Pirurvik Picks Up $1 MILLION Prize
Whitehorse, YT – The seventh annual Arctic Inspiration Prize Awards Ceremony was held here recently in conjunction with the third instalment of the Arctic Indigenous Investment Conference.
“Thank you to everyone who joined us,” say organizers for the festivities. “The ceremony was a tremendous success in celebrating Northern excellence and achievement.”
Held on Feb. 12 at the Yukon Arts Centre, five teams from across Canada’s North were awarded a share of over $2.5 million to implement impactful and innovative projects that will improve the lives of people in their communities.
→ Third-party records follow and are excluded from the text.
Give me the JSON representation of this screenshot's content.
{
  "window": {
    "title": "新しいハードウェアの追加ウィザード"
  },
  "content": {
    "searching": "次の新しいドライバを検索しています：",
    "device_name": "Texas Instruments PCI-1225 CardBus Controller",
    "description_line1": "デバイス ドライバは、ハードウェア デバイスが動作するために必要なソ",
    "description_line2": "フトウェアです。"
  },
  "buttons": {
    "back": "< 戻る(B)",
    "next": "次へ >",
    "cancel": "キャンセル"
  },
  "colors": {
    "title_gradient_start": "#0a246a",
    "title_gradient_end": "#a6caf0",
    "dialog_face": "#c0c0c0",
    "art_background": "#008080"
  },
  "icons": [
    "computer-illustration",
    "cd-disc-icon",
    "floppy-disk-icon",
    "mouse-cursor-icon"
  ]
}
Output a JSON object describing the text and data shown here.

Pirurvik: A Place to Grow, was the big winner of the night. The innovative and comprehensive early childhood education program rooted in traditional child-rearing practices that aims to change the lives of children throughout Nunavut, received the top prize of $1 million.
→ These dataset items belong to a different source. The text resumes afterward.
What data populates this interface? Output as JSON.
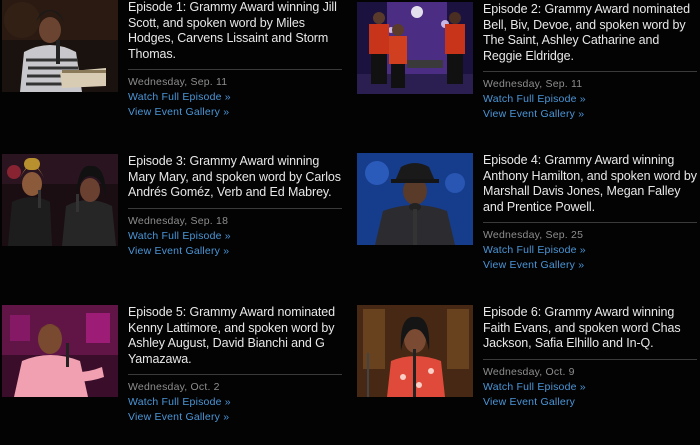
{
  "episodes": [
    {
      "title": "Episode 1: Grammy Award winning Jill Scott, and spoken word by Miles Hodges, Carvens Lissaint and Storm Thomas.",
      "date": "Wednesday, Sep. 11",
      "watch_label": "Watch Full Episode »",
      "gallery_label": "View Event Gallery »"
    },
    {
      "title": "Episode 2: Grammy Award nominated Bell, Biv, Devoe, and spoken word by The Saint, Ashley Catharine and Reggie Eldridge.",
      "date": "Wednesday, Sep. 11",
      "watch_label": "Watch Full Episode »",
      "gallery_label": "View Event Gallery »"
    },
    {
      "title": "Episode 3: Grammy Award winning Mary Mary, and spoken word by Carlos Andrés Goméz, Verb and Ed Mabrey.",
      "date": "Wednesday, Sep. 18",
      "watch_label": "Watch Full Episode »",
      "gallery_label": "View Event Gallery »"
    },
    {
      "title": "Episode 4: Grammy Award winning Anthony Hamilton, and spoken word by Marshall Davis Jones, Megan Falley and Prentice Powell.",
      "date": "Wednesday, Sep. 25",
      "watch_label": "Watch Full Episode »",
      "gallery_label": "View Event Gallery »"
    },
    {
      "title": "Episode 5: Grammy Award nominated Kenny Lattimore, and spoken word by Ashley August, David Bianchi and G Yamazawa.",
      "date": "Wednesday, Oct. 2",
      "watch_label": "Watch Full Episode »",
      "gallery_label": "View Event Gallery »"
    },
    {
      "title": "Episode 6: Grammy Award winning Faith Evans, and spoken word Chas Jackson, Safia Elhillo and In-Q.",
      "date": "Wednesday, Oct. 9",
      "watch_label": "Watch Full Episode »",
      "gallery_label": "View Event Gallery"
    }
  ],
  "colors": {
    "background": "#030303",
    "title": "#e8e8e8",
    "date": "#8d8d8d",
    "link": "#4a96d8"
  }
}
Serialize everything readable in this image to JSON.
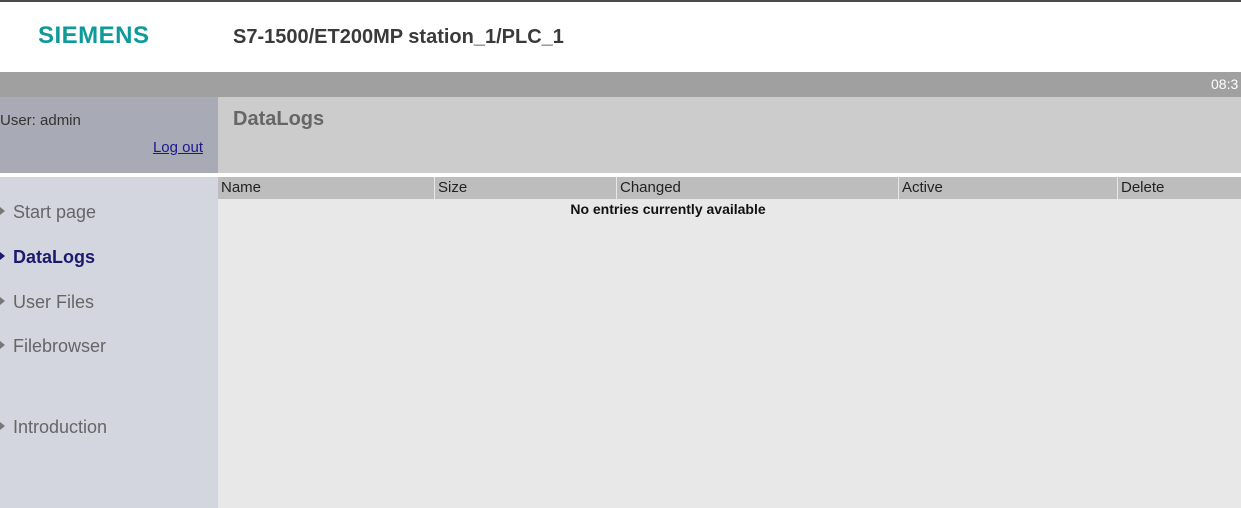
{
  "header": {
    "logo": "SIEMENS",
    "station": "S7-1500/ET200MP station_1/PLC_1"
  },
  "statusbar": {
    "clock": "08:3"
  },
  "user": {
    "label": "User: admin",
    "logout": "Log out"
  },
  "page": {
    "title": "DataLogs"
  },
  "sidebar": {
    "items": [
      {
        "label": "Start page"
      },
      {
        "label": "DataLogs"
      },
      {
        "label": "User Files"
      },
      {
        "label": "Filebrowser"
      },
      {
        "label": "Introduction"
      }
    ],
    "active": "DataLogs"
  },
  "table": {
    "columns": [
      "Name",
      "Size",
      "Changed",
      "Active",
      "Delete"
    ],
    "empty_message": "No entries currently available"
  },
  "colors": {
    "logo": "#0f9a9a",
    "statusbar": "#a0a0a0",
    "sidebar": "#d3d6de",
    "active_nav": "#1a1a6e"
  }
}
“In a territory where lasting impacts of the residential school system still affect our Northern communities today, it is imperative that we change the experience for both parents and children when it comes to education. Engaging with Pirurvik as a first experience with education is essential to creating a strong, positive relationship between home and school for years to come,” says Tessa Lochhead, one of the leaders of the project, along with Karen Nutarak. “The program provides an early educational experience that is based on Inuit ways of knowing while building capacity in our communities for the benefit of the safety and health of our children.”
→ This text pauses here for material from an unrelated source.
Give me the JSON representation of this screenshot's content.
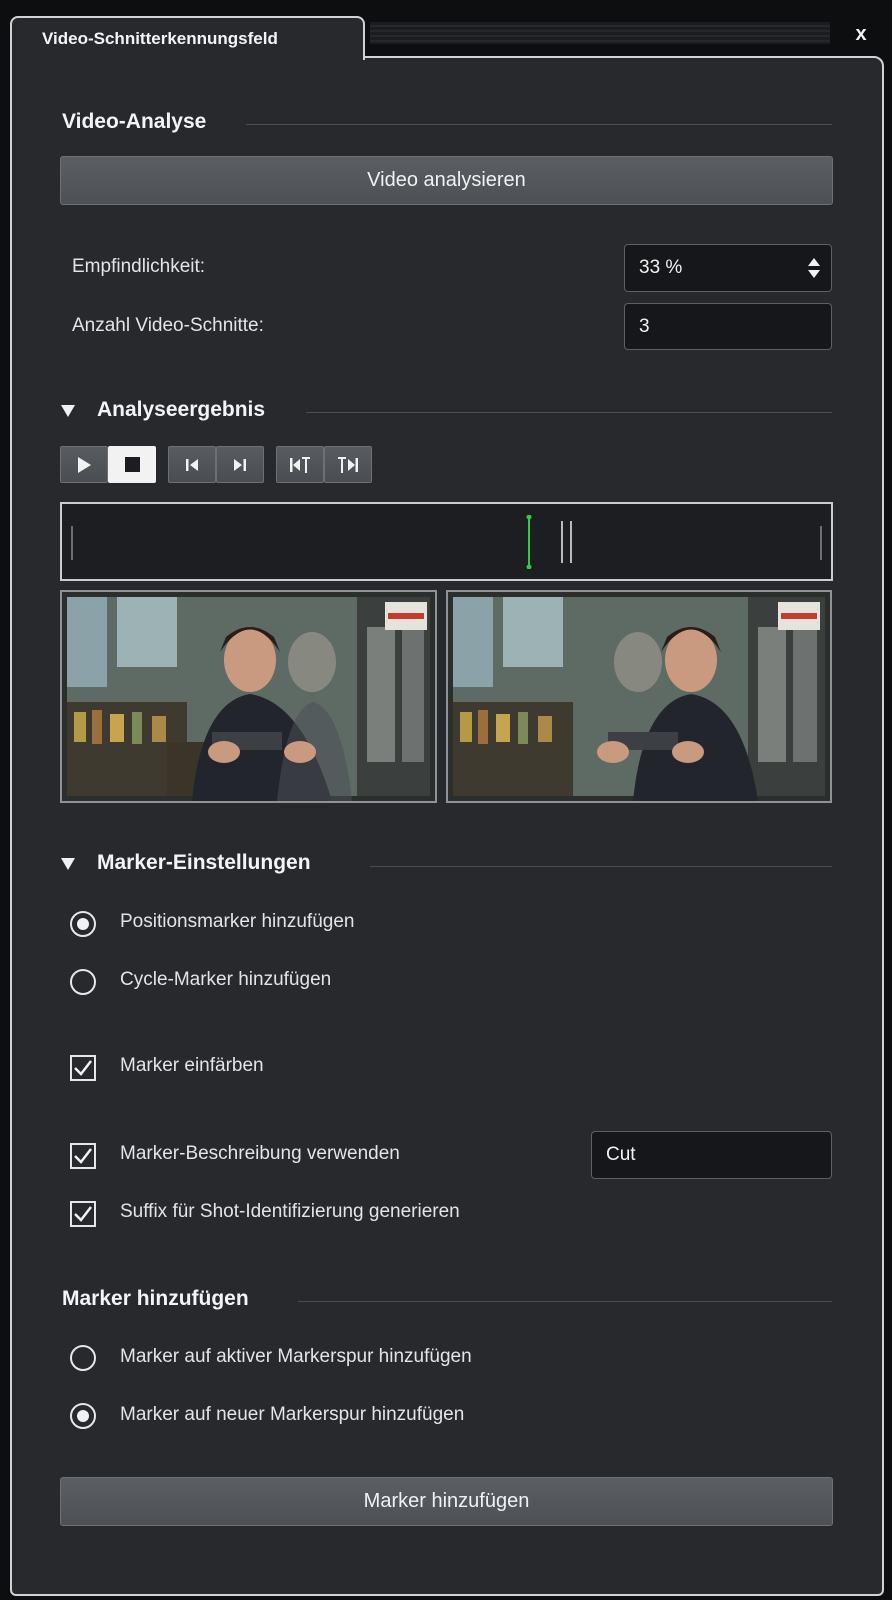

Other winners included Nunami Sukuijainiq: A Youth Arctic Ecology Land Camp Program which was awarded $466,000 for its land-based and hands-on science education program designed for Nunavik youth. A team from Yukon working to address food insecurity in the North received $500,000 for the Tr’ondëk Hwëch’in Teaching and Working Farm Extended-Season Greenhouse Construction.
The third winner in this category is Traditional Techniques Tweaked to Galvanize Indigenous Northern Artisans. The project was awarded $500,000 to create an association of Northern Indigenous artists and crafters from across the region to work at developing sustainable business ventures, improving local artisans’ skills, ensuring authentic, high quality products, and building confidence as sustainable business owners.
In the Youth category, this year’s laureate is From Scrap to Art which, with its $100,000 prize, will develop teaching materials, and set up a dedicated welding studio in Cambridge Bay, Nunavut.
The ceremony also featured a phenomenal, first ever pan-Northern performance of Juno award winners Elisapie and Leela Gilday, along with Yukon’s Diyet and special guest Wesley Hardisty.